Ha seguito con attenzione l’omelia da Gerusalemme, e padre Pierbattista Pizzaballa si è subito sentito provocato dalle parole di papa Francesco. La sua profonda riflessione sulla figura di san Giuseppe come custode della Chiesa hanno interpellato in qualche modo anche il francescano bergamasco che da nove anni è custode dei luoghi santificati dal passaggio di Cristo.
Nell’omelia il Papa ha insistito molto sulla figura di san Giuseppe come custode di sua moglie Maria e di suo figlio Gesù. Per lei che significato ha quello di custodire i luoghi della redenzione?È necessario innanzitutto rimanere nella Verità, amare i propri, accudire il gregge, e bisogna amare la Chiesa nella verità che è Gesù. Fare il custode significa per prima cosa essere fedele e fermo su questo punto, perché se il custode si allontana dal gregge oppure il gregge si allontana dal custode e va per una strada sbagliata è compito del custode richiamare il gregge. Non è soltanto un volersi bene così generico, ma è anche – e specialmente – un rimanere fermi sul percorso che il gregge deve compiere. Ma fissare lo sguardo su Cristo è il compito di tutta la Chiesa.

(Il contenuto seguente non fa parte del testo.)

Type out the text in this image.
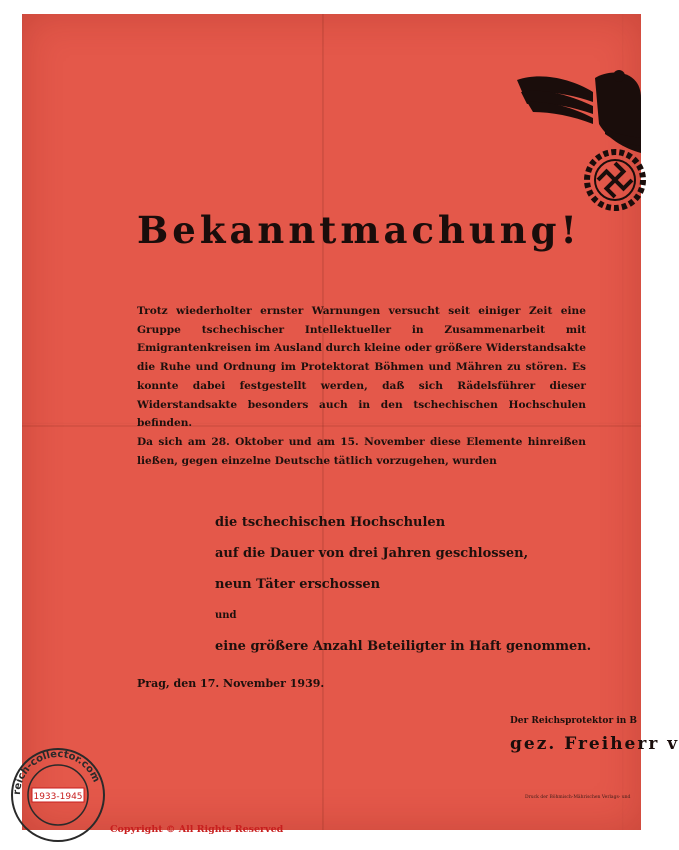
Bekanntmachung!

Trotz wiederholter ernster Warnungen versucht seit einiger Zeit eine Gruppe tschechischer Intellektueller in Zusammenarbeit mit Emigrantenkreisen im Ausland durch kleine oder größere Widerstandsakte die Ruhe und Ordnung im Protektorat Böhmen und Mähren zu stören. Es konnte dabei festgestellt werden, daß sich Rädelsführer dieser Widerstandsakte besonders auch in den tschechischen Hochschulen befinden.

Da sich am 28. Oktober und am 15. November diese Elemente hinreißen ließen, gegen einzelne Deutsche tätlich vorzugehen, wurden

die tschechischen Hochschulen
auf die Dauer von drei Jahren geschlossen,
neun Täter erschossen
und
eine größere Anzahl Beteiligter in Haft genommen.
Prag, den 17. November 1939.
Der Reichsprotektor in B
gez. Freiherr v
Druck der Böhmisch-Mährischen Verlags- und
reich-collector.com
1933-1945
Copyright © All Rights Reserved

Custodire, ha detto il Papa, chiede bontà, chiede di essere vissuto con tenerezza. Ma come è possibile vivere questa tenerezza di cui parla Francesco dentro il conflitto che la Terra Santa vive da molti anni?Il custode del gregge non è solo colui che sta dietro alle pecore, le deve anche amare, accudire, curare. Perché custodire non vuol dire solo conservare. Per avere la tenerezza in questa terra di conflitto dobbiamo custodire innanzitutto la testimonianza che ci ha dato Gesù, una testimonianza di perdono, di libertà nelle relazioni. E poi dobbiamo custodire anche la Parola che abbiamo ricevuto qui, quello stile che è stato proprio del Signore. Come ha detto il Papa, non solo di tenerezza, ma anche di carità e amore. Per me significa questo, abbiamo bisogno di qualcuno che sappia amare oltre ogni forma di divisione.
In un passaggio Francesco ha detto che per poter "custodire" gli altri dobbiamo custodire anche noi stessi...Mi ricorda quello che si dice nella Sacra Scrittura: «Ama il prossimo tuo come te stesso». Per amare e avere cura dell’altro bisogna avere cura di sé. Le cose vanno insieme, è un rapporto inscindibile che però deve essere illuminato dalla relazione fondamentale, quella con Dio. Senza Dio non andiamo da nessuna parte.
Alla fine – è una frase che ha ripetuto spesso in queste prime occasioni – il Papa ha chiesto ai fedeli di pregare con lui, come se anche lui volesse essere custodito in qualche modo. C’è un aspetto di reciprocità tra il custode e chi viene custodito?Naturalmente, il Custode per eccellenza è Dio, noi siamo custodi a sua immagine e dobbiamo custodirci l’un l’altro. Il successore di Pietro, il Papa è il custode del gregge che è la Chiesa di Dio, ma anche noi come gregge dobbiamo avere a cuore il nostro pastore e amarlo.
E la figura di san Giuseppe, a cui papa Francesco ha dedicato la sua omelia nel giorno della festa, come la provoca nel suo compito quotidiano affidatogli dalla Chiesa?È uno dei santi meno conosciuti eppure più importanti. Sappiamo poco o nulla, non abbiamo nessuna parola detta da lui, ma soltanto alcuni, pochi gesti. E credo sia espressione dello stile di vita di tante persone nella Chiesa, che nel silenzio, custodendo la parola che hanno ricevuto e non comprendendola fino in fondo, come san Giuseppe l’hanno tradotta in azioni concrete per il bene di molti. Senza fare rumore, tanti santi hanno cambiato il volto della Chiesa. Io amo molto san Giuseppe per il suo silenzio, per il ruolo che ha avuto nella vita familiare. Il giorno di san Giuseppe è la festa del padre, che è in realtà un modo nuovo di esprimere la paternità, di una presenza importante e non invasiva, una figura che accompagna, che sa guidare e costruire.
A questo proposito, papa Bergoglio ha sottolineato che Giuseppe viveva nella costante attenzione a Dio, aperto ai suoi segni, disponibile al suo progetto, non tanto al proprio. È questo il segreto che rende possibile a un padre di essere anche custode?Questo è un passo molto bello che dice una grande verità: un padre non deve custodire un progetto suo, ma cercare di comprendere il progetto del figlio e farlo crescere, cercando anche di scomparire un po’. E così il padre, anche nella Chiesa, è colui che deve vedere il progetto di Dio che cresce nel gregge. E aiutarlo a crescere sempre di più.